The 17th century author and theologian, Thomas Fuller, lamented, “We are born crying, live complaining and die disappointed.”
“Youth is a blunder, manhood a struggle, and old age a regret” opined the 19th century British statesman and Prime Minister, Benjamin Disraeli.
Noted for his wit, word play and short stories, William Syndey Porter, known by his pen name O’Henry quipped, “Life is made up of sobs, sniffles and smiles.” Then he added, “With sniffles predominating.”
And Janis Joplin, a rock and blues singer/songwriter of my generation once cynically said, “Life is something you do, while waiting to die.”
All of these quotes can be summed up in one word. One feeling. One experience. Futility.
The word just hangs there. Ominous. Foreboding. Menacing.
It’s the feeling of the exasperated young mother who can’t stay ahead of housework, doing dishes and washing clothes. And on top of that she’s trying to work a job. Take care of children. And love her husband. Life seems to press in. It’s futile.
It’s the feeling of the business man with work piling up on his desk. With cutbacks he’s doing the work of three people. He works long hours, but never can get caught up. And with a demanding boss, unsympathetic co-workers and impatient customers, it just seems so….futile.
It’s the feeling of the teenager who’s trying to live up to his parents’ expectations. Join the “in-crowd.” Be cool. And excel in school. The burden is often too great; they’re ready to drop out of life. Futility.
Futility fueled by fatigue. Wearied by the disappointments of life. Worn out by its demands.
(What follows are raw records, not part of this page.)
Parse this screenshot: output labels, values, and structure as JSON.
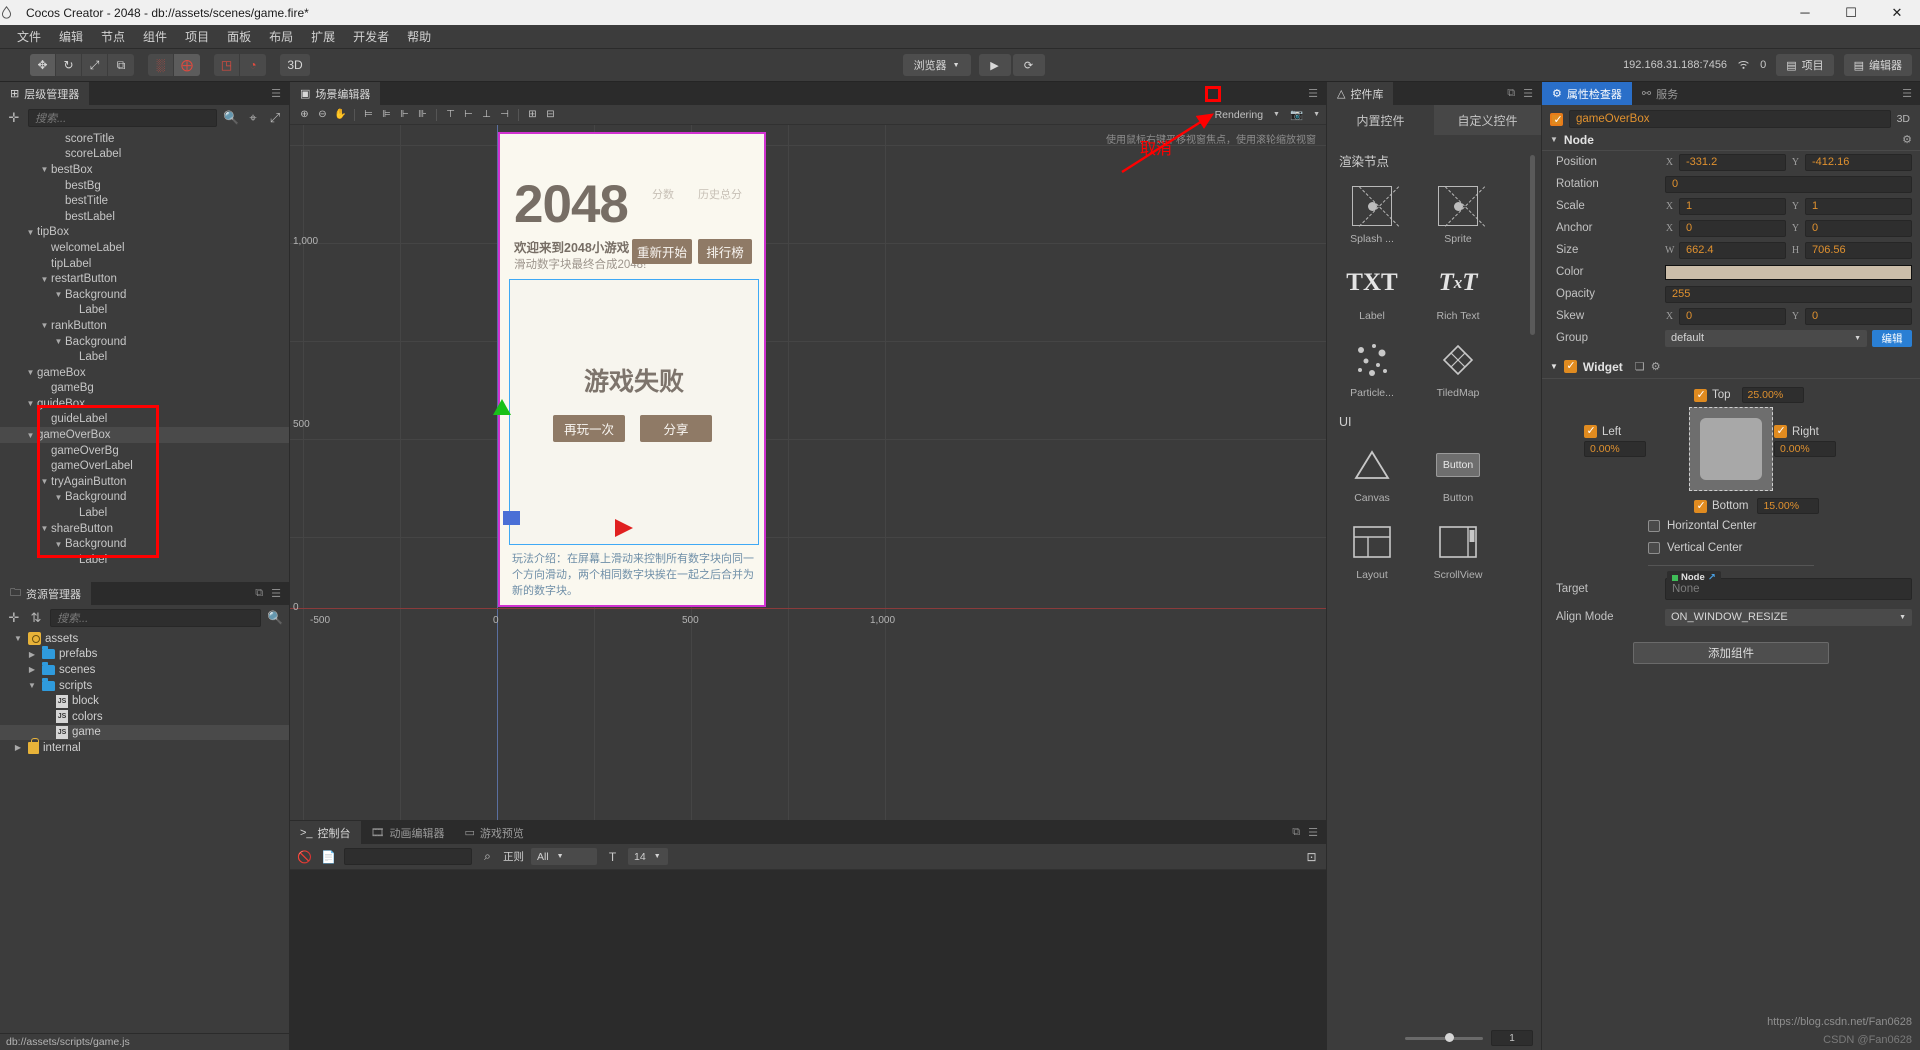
{
  "window": {
    "title": "Cocos Creator - 2048 - db://assets/scenes/game.fire*",
    "logo_icon": "cocos-logo-icon",
    "minimize_label": "─",
    "maximize_label": "☐",
    "close_label": "✕"
  },
  "menu": {
    "items": [
      "文件",
      "编辑",
      "节点",
      "组件",
      "项目",
      "面板",
      "布局",
      "扩展",
      "开发者",
      "帮助"
    ]
  },
  "toolbar": {
    "transform_tools": [
      {
        "icon": "move-tool-icon",
        "label": "✥"
      },
      {
        "icon": "rotate-tool-icon",
        "label": "↻"
      },
      {
        "icon": "scale-tool-icon",
        "label": "⤢"
      },
      {
        "icon": "rect-tool-icon",
        "label": "⧉"
      }
    ],
    "pivot_tools": [
      {
        "icon": "pivot-center-icon",
        "label": "░"
      },
      {
        "icon": "pivot-pos-icon",
        "label": "⨁"
      }
    ],
    "coord_tools": [
      {
        "icon": "local-coord-icon",
        "label": "◳"
      },
      {
        "icon": "global-coord-icon",
        "label": "◔"
      }
    ],
    "dimension_button": "3D",
    "preview_target": "浏览器",
    "preview_caret": "▼",
    "play_label": "▶",
    "refresh_label": "⟳",
    "device_address": "192.168.31.188:7456",
    "wifi_icon": "wifi-icon",
    "device_count": "0",
    "project_button": "项目",
    "editor_button": "编辑器",
    "project_icon": "folder-icon",
    "editor_icon": "folder-icon"
  },
  "hierarchy": {
    "tab_label": "层级管理器",
    "tab_icon": "hierarchy-icon",
    "menu_icon": "hamburger-icon",
    "add_icon": "plus-icon",
    "search_placeholder": "搜索...",
    "search_icon": "search-icon",
    "filter_icon": "filter-icon",
    "expand_icon": "expand-icon",
    "nodes": [
      {
        "label": "scoreTitle",
        "depth": 3,
        "arrow": "",
        "selected": false
      },
      {
        "label": "scoreLabel",
        "depth": 3,
        "arrow": "",
        "selected": false
      },
      {
        "label": "bestBox",
        "depth": 2,
        "arrow": "▼",
        "selected": false
      },
      {
        "label": "bestBg",
        "depth": 3,
        "arrow": "",
        "selected": false
      },
      {
        "label": "bestTitle",
        "depth": 3,
        "arrow": "",
        "selected": false
      },
      {
        "label": "bestLabel",
        "depth": 3,
        "arrow": "",
        "selected": false
      },
      {
        "label": "tipBox",
        "depth": 1,
        "arrow": "▼",
        "selected": false
      },
      {
        "label": "welcomeLabel",
        "depth": 2,
        "arrow": "",
        "selected": false
      },
      {
        "label": "tipLabel",
        "depth": 2,
        "arrow": "",
        "selected": false
      },
      {
        "label": "restartButton",
        "depth": 2,
        "arrow": "▼",
        "selected": false
      },
      {
        "label": "Background",
        "depth": 3,
        "arrow": "▼",
        "selected": false
      },
      {
        "label": "Label",
        "depth": 4,
        "arrow": "",
        "selected": false
      },
      {
        "label": "rankButton",
        "depth": 2,
        "arrow": "▼",
        "selected": false
      },
      {
        "label": "Background",
        "depth": 3,
        "arrow": "▼",
        "selected": false
      },
      {
        "label": "Label",
        "depth": 4,
        "arrow": "",
        "selected": false
      },
      {
        "label": "gameBox",
        "depth": 1,
        "arrow": "▼",
        "selected": false
      },
      {
        "label": "gameBg",
        "depth": 2,
        "arrow": "",
        "selected": false
      },
      {
        "label": "guideBox",
        "depth": 1,
        "arrow": "▼",
        "selected": false
      },
      {
        "label": "guideLabel",
        "depth": 2,
        "arrow": "",
        "selected": false
      },
      {
        "label": "gameOverBox",
        "depth": 1,
        "arrow": "▼",
        "selected": true
      },
      {
        "label": "gameOverBg",
        "depth": 2,
        "arrow": "",
        "selected": false
      },
      {
        "label": "gameOverLabel",
        "depth": 2,
        "arrow": "",
        "selected": false
      },
      {
        "label": "tryAgainButton",
        "depth": 2,
        "arrow": "▼",
        "selected": false
      },
      {
        "label": "Background",
        "depth": 3,
        "arrow": "▼",
        "selected": false
      },
      {
        "label": "Label",
        "depth": 4,
        "arrow": "",
        "selected": false
      },
      {
        "label": "shareButton",
        "depth": 2,
        "arrow": "▼",
        "selected": false
      },
      {
        "label": "Background",
        "depth": 3,
        "arrow": "▼",
        "selected": false
      },
      {
        "label": "Label",
        "depth": 4,
        "arrow": "",
        "selected": false
      }
    ]
  },
  "assets": {
    "tab_label": "资源管理器",
    "tab_icon": "folder-panel-icon",
    "add_icon": "plus-icon",
    "sort_icon": "sort-icon",
    "search_placeholder": "搜索...",
    "search_icon": "search-icon",
    "menu_icon": "hamburger-icon",
    "items": [
      {
        "label": "assets",
        "depth": 0,
        "arrow": "▼",
        "icon": "assets-icon",
        "selected": false
      },
      {
        "label": "prefabs",
        "depth": 1,
        "arrow": "▶",
        "icon": "folder-icon",
        "selected": false
      },
      {
        "label": "scenes",
        "depth": 1,
        "arrow": "▶",
        "icon": "folder-icon",
        "selected": false
      },
      {
        "label": "scripts",
        "depth": 1,
        "arrow": "▼",
        "icon": "folder-icon",
        "selected": false
      },
      {
        "label": "block",
        "depth": 2,
        "arrow": "",
        "icon": "js-icon",
        "selected": false
      },
      {
        "label": "colors",
        "depth": 2,
        "arrow": "",
        "icon": "js-icon",
        "selected": false
      },
      {
        "label": "game",
        "depth": 2,
        "arrow": "",
        "icon": "js-icon",
        "selected": true
      },
      {
        "label": "internal",
        "depth": 0,
        "arrow": "▶",
        "icon": "lock-icon",
        "selected": false
      }
    ],
    "statusbar": {
      "path": "db://assets/scripts/game.js",
      "icons": [
        "unlock-icon",
        "sort-icon",
        "refresh-icon"
      ]
    }
  },
  "scene": {
    "tab_label": "场景编辑器",
    "tab_icon": "scene-icon",
    "menu_icon": "hamburger-icon",
    "dock_icon": "dock-icon",
    "toolbar_icons": [
      "zoom-in-icon",
      "zoom-out-icon",
      "hand-icon",
      "separator",
      "align-left-icon",
      "align-center-h-icon",
      "align-right-icon",
      "separator",
      "align-top-icon",
      "align-center-v-icon",
      "align-bottom-icon",
      "separator",
      "distribute-h-icon",
      "distribute-v-icon"
    ],
    "rendering_label": "Rendering",
    "rendering_caret": "▼",
    "camera_icon": "camera-icon",
    "camera_caret": "▼",
    "hint": "使用鼠标右键平移视窗焦点，使用滚轮缩放视窗",
    "ruler_x": [
      "-500",
      "0",
      "500",
      "1,000"
    ],
    "ruler_y": [
      "1,000",
      "500",
      "0"
    ],
    "gizmos": {
      "green_triangle": "move-up-handle",
      "red_triangle": "move-right-handle",
      "blue_square": "move-xy-handle"
    }
  },
  "game_preview": {
    "title": "2048",
    "score_title": "分数",
    "best_title": "历史总分",
    "welcome": "欢迎来到2048小游戏",
    "tip": "滑动数字块最终合成2048!",
    "restart_button": "重新开始",
    "rank_button": "排行榜",
    "game_over": "游戏失败",
    "try_again_button": "再玩一次",
    "share_button": "分享",
    "guide": "玩法介绍：在屏幕上滑动来控制所有数字块向同一个方向滑动，两个相同数字块挨在一起之后合并为新的数字块。"
  },
  "widget_library": {
    "tab_label": "控件库",
    "tab_icon": "triangle-icon",
    "dock_icon": "dock-icon",
    "menu_icon": "hamburger-icon",
    "tabs": [
      {
        "label": "内置控件",
        "active": true
      },
      {
        "label": "自定义控件",
        "active": false
      }
    ],
    "sections": [
      {
        "title": "渲染节点",
        "items": [
          {
            "label": "Splash ...",
            "icon": "sprite-splash-icon"
          },
          {
            "label": "Sprite",
            "icon": "sprite-icon"
          },
          {
            "label": "Label",
            "icon": "txt-icon"
          },
          {
            "label": "Rich Text",
            "icon": "rich-text-icon"
          },
          {
            "label": "Particle...",
            "icon": "particle-icon"
          },
          {
            "label": "TiledMap",
            "icon": "tiledmap-icon"
          }
        ]
      },
      {
        "title": "UI",
        "items": [
          {
            "label": "Canvas",
            "icon": "canvas-icon"
          },
          {
            "label": "Button",
            "icon": "button-icon"
          },
          {
            "label": "Layout",
            "icon": "layout-icon"
          },
          {
            "label": "ScrollView",
            "icon": "scrollview-icon"
          }
        ]
      }
    ],
    "zoom_value": "1"
  },
  "inspector": {
    "tab_label": "属性检查器",
    "tab_icon": "gear-icon",
    "service_tab_label": "服务",
    "service_tab_icon": "link-icon",
    "menu_icon": "hamburger-icon",
    "node_enabled": true,
    "node_name": "gameOverBox",
    "dimension_badge": "3D",
    "node_section": {
      "title": "Node",
      "arrow": "▼",
      "gear_icon": "gear-icon",
      "properties": [
        {
          "label": "Position",
          "type": "xy",
          "x_label": "X",
          "x": "-331.2",
          "y_label": "Y",
          "y": "-412.16"
        },
        {
          "label": "Rotation",
          "type": "single",
          "value": "0"
        },
        {
          "label": "Scale",
          "type": "xy",
          "x_label": "X",
          "x": "1",
          "y_label": "Y",
          "y": "1"
        },
        {
          "label": "Anchor",
          "type": "xy",
          "x_label": "X",
          "x": "0",
          "y_label": "Y",
          "y": "0"
        },
        {
          "label": "Size",
          "type": "xy",
          "x_label": "W",
          "x": "662.4",
          "y_label": "H",
          "y": "706.56"
        },
        {
          "label": "Color",
          "type": "color",
          "value": "#cbbda9"
        },
        {
          "label": "Opacity",
          "type": "single",
          "value": "255"
        },
        {
          "label": "Skew",
          "type": "xy",
          "x_label": "X",
          "x": "0",
          "y_label": "Y",
          "y": "0"
        },
        {
          "label": "Group",
          "type": "select",
          "value": "default",
          "caret": "▼",
          "button": "编辑"
        }
      ]
    },
    "widget_section": {
      "title": "Widget",
      "arrow": "▼",
      "enabled": true,
      "copy_icon": "copy-icon",
      "gear_icon": "gear-icon",
      "top": {
        "label": "Top",
        "checked": true,
        "value": "25.00%"
      },
      "left": {
        "label": "Left",
        "checked": true,
        "value": "0.00%"
      },
      "right": {
        "label": "Right",
        "checked": true,
        "value": "0.00%"
      },
      "bottom": {
        "label": "Bottom",
        "checked": true,
        "value": "15.00%"
      },
      "horizontal_center": {
        "label": "Horizontal Center",
        "checked": false
      },
      "vertical_center": {
        "label": "Vertical Center",
        "checked": false
      },
      "target": {
        "label": "Target",
        "tag": "Node",
        "link_icon": "external-link-icon",
        "value": "None"
      },
      "align_mode": {
        "label": "Align Mode",
        "value": "ON_WINDOW_RESIZE",
        "caret": "▼"
      }
    },
    "add_component_button": "添加组件"
  },
  "console": {
    "tab_label": "控制台",
    "tab_icon": "console-icon",
    "animation_tab_label": "动画编辑器",
    "animation_tab_icon": "film-icon",
    "preview_tab_label": "游戏预览",
    "preview_tab_icon": "preview-icon",
    "dock_icon": "dock-icon",
    "menu_icon": "hamburger-icon",
    "clear_icon": "no-entry-icon",
    "file_icon": "file-icon",
    "search_value": "",
    "normal_label": "正则",
    "normal_icon": "regex-icon",
    "filter_value": "All",
    "filter_caret": "▼",
    "font_icon": "font-size-icon",
    "font_size": "14",
    "font_caret": "▼",
    "expand_icon": "expand-icon"
  },
  "annotations": {
    "cancel_text": "取消",
    "arrow_icon": "red-arrow-icon",
    "hierarchy_highlight": "red-rectangle",
    "checkbox_highlight": "red-rectangle"
  },
  "watermarks": {
    "blog": "https://blog.csdn.net/Fan0628",
    "footer": "CSDN @Fan0628"
  }
}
Exasperated by its failures. Crushed by broken dreams. It makes you want to…..
And then I remember. And so do you. That scene long ago on Calvary’s hill. There hung the one, last hope for mankind. Bruised. Beaten. Broken. Dying on the cross. They had come so far. So close. So near to the goal. Now the futility of it all hangs over them. The apostles. The disciples. The women that followed.
Now’s it over. They go home. Feeling the futility of it all.
Three days later everything changed. Futility turned into possibility. Sorrow into joy. Disappointment is overcome by wonderment. Fatigue becomes fearlessness.
Now life is different. They move forward. Full of hope. With new vigor. Increased resolve. New found purpose. Unwavering commitment. Christianity is born. And the world is never the same.
The risen Lord offers you and me the same promise as we fight emotional and spiritual fatigue that borders on futility.
“Come to me, all you who are weary and burdened, and I will give you rest. Take my yoke upon you and learn from me, for I am gentle and humble in heart, and you will find rest for your souls. For my yoke is easy and my burden is light.” (Matt 11:28-30)
Maybe the words of W. Scott Lineberry describe you.
“For many, the search for Jesus is initiated from experiencing an event in life so powerful, it awakens the dragons of faith; from pain so deep, it calls on the hidden fears of the soul in an effort to survive. For others it means a serious personal life survey that ultimately forces the confrontation with the futility, anesthetics, and despair in their lives.”
Well, your search is over. Your yearning for rest is near. Your weariness can soon be eased. Your fears relieved. Your pains healed. Your hope restored.
Jesus promised, “I have come that you might have life. Life in all its fullness” (Jn 10:10).
He came to give you an abundant life. He died to provide pardon. He rose from the dead to vanquish futility.
Persevere problems. Continue believing. Keep fighting.